Но теперь Тамара была далеко, голова у Эрвина не болела, и только его органы обоняния были в немалой мере потревожены вонью бензина, которую распространял кативший мимо общественный и прочий транспорт. Да, научно-техническая революция добралась и до его родного города, уже не цокали копытами лошади, не скрипели телеги, не пели птицы, и не били в тамбурины цыгане, а грохотали грузовики, тряслись автобусы, визжали на поворотах трамваи, и только троллейбусы гудели солидно и почти мелодично. Изменили ли эти перемены в антураже и человека? В какой-то степени, безусловно, удобства слегка отшлифовали его, но, с другой стороны – сделали более изнеженным. Ему вспомнилась «Шахматная новелла» Цвейга, герой которой, шахматный гений, в прочих аспектах был идиотом – вот и человечество, усовершенствовав свои технические умения, деградировало во всем прочем, теряло музыкальность (ибо музыкальность предполагает тишину), чистоту чувств, в конце концов, и просто телесную выносливость. Еще немного, и человек вовсе не захочет больше двигаться и окончательно утратит жажду жизни…

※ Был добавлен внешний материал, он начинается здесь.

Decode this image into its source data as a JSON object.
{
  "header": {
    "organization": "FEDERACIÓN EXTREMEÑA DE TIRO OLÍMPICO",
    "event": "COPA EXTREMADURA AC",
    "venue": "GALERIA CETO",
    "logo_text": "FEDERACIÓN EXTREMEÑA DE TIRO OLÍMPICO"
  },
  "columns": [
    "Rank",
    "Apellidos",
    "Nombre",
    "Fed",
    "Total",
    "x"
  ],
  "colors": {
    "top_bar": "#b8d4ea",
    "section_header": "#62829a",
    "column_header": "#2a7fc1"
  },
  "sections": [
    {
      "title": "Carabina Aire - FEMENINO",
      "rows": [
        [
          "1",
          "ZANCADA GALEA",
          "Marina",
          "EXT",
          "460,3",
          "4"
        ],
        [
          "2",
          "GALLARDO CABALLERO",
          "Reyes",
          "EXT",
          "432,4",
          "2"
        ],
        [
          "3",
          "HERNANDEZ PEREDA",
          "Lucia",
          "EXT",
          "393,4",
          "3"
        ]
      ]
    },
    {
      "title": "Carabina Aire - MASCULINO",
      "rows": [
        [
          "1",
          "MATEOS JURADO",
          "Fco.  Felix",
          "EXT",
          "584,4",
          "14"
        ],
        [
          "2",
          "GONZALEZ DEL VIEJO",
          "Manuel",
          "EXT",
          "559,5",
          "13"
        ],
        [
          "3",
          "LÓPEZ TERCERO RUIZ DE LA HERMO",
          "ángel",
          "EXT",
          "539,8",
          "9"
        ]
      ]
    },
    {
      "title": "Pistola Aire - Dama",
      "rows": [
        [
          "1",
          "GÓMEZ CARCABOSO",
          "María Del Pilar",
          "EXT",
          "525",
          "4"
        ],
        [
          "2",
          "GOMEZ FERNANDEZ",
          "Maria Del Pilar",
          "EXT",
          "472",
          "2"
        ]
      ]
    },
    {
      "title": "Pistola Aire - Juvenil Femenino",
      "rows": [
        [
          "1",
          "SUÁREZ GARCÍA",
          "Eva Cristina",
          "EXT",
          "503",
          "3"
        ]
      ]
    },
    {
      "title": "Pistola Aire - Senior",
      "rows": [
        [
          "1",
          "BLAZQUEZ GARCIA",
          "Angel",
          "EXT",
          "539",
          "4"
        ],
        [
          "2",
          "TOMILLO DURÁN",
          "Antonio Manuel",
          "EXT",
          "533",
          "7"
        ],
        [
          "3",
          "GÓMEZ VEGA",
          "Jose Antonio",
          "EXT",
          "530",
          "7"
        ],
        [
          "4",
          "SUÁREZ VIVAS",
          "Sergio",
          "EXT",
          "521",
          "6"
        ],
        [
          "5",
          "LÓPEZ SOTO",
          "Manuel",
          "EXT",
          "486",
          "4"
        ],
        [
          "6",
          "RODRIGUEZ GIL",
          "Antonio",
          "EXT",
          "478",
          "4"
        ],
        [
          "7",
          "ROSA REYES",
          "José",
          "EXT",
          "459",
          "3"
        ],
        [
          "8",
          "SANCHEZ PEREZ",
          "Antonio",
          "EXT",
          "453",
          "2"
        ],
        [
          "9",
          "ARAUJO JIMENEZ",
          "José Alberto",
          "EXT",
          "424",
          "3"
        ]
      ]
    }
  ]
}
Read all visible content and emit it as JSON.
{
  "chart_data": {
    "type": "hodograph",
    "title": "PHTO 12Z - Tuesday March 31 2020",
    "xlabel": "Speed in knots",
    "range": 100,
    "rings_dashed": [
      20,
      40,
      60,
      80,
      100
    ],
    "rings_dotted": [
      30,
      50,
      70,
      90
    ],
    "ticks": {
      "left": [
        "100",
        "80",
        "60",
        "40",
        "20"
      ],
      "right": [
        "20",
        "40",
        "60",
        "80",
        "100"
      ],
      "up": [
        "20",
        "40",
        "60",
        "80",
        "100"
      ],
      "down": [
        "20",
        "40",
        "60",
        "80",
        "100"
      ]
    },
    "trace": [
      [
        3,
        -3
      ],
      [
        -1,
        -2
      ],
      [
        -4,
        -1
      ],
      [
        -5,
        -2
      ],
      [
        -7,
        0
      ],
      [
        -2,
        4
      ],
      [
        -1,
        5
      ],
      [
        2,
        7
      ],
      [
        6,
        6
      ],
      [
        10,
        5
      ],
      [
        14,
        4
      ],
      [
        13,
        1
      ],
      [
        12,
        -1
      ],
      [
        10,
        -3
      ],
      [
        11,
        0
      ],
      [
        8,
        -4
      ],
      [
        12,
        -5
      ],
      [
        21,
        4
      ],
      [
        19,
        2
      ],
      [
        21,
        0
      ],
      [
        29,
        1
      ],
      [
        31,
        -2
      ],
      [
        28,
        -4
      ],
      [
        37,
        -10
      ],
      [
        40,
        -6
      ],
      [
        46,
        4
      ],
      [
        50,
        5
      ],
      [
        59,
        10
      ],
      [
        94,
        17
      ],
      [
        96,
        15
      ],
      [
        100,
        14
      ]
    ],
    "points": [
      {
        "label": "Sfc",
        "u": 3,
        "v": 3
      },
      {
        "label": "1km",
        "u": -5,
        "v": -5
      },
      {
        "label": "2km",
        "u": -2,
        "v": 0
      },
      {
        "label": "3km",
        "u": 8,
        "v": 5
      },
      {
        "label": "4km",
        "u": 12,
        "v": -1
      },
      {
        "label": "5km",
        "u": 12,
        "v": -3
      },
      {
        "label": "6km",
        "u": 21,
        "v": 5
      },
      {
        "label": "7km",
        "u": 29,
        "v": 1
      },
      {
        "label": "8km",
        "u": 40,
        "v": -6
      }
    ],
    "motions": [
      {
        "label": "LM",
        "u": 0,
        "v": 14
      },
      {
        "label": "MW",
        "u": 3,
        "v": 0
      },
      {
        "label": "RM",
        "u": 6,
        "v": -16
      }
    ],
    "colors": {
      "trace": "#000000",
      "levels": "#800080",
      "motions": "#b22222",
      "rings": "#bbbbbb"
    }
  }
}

Он повернул за угол и посмотрел на табличку, дабы выяснить, попал ли он туда, куда хотел. Да, все верно, улица Энгельса. Интересно, подумал Эрвин, почему ростовчане не назвали свою главную улицу именем Ленина или Маркса, как водилось? Автор «Возникновения семьи, частной собственности и государства», разумеется, тоже был классиком, но все же поскромнее. Это было бы объяснимо, если бы по соседству обнаружились и те две улицы, но, как он вчера видел собственными глазами, аллею Ленина выдавили чуть ли не на окраину. Да, такое пахло скверно, можно сказать, пахло предательством, и Эрвин удивился, как в 1937-м никто на это не обратил внимания. Хотя, возможно, он ошибался, и вполне обратили, в конце концов, Советский Союз – страна широкая и просторная, и совсем не обязательно он должен был попасть в один лагерь с членами ростовского горисполкома. Самому Эрвину подобный выбор названия для главной улицы даже нравился, он рассматривал это как поклон тем сотням, если не тысячам немцам, благодаря которым Ростов до Первой мировой войны превратился в важный коммерческий центр – то есть, и его деду, хотя дед, как рассказывал отец, в этом самом Ростове и обанкротился. Только вот был ли Энгельс немцем, может, он был не только другом, но и соплеменником Карла Маркса? Этого Эрвин не знал, но в чем он был уверен, так в том, что где-то здесь, совсем близко, должен был стоять дом, где он родился – но где именно?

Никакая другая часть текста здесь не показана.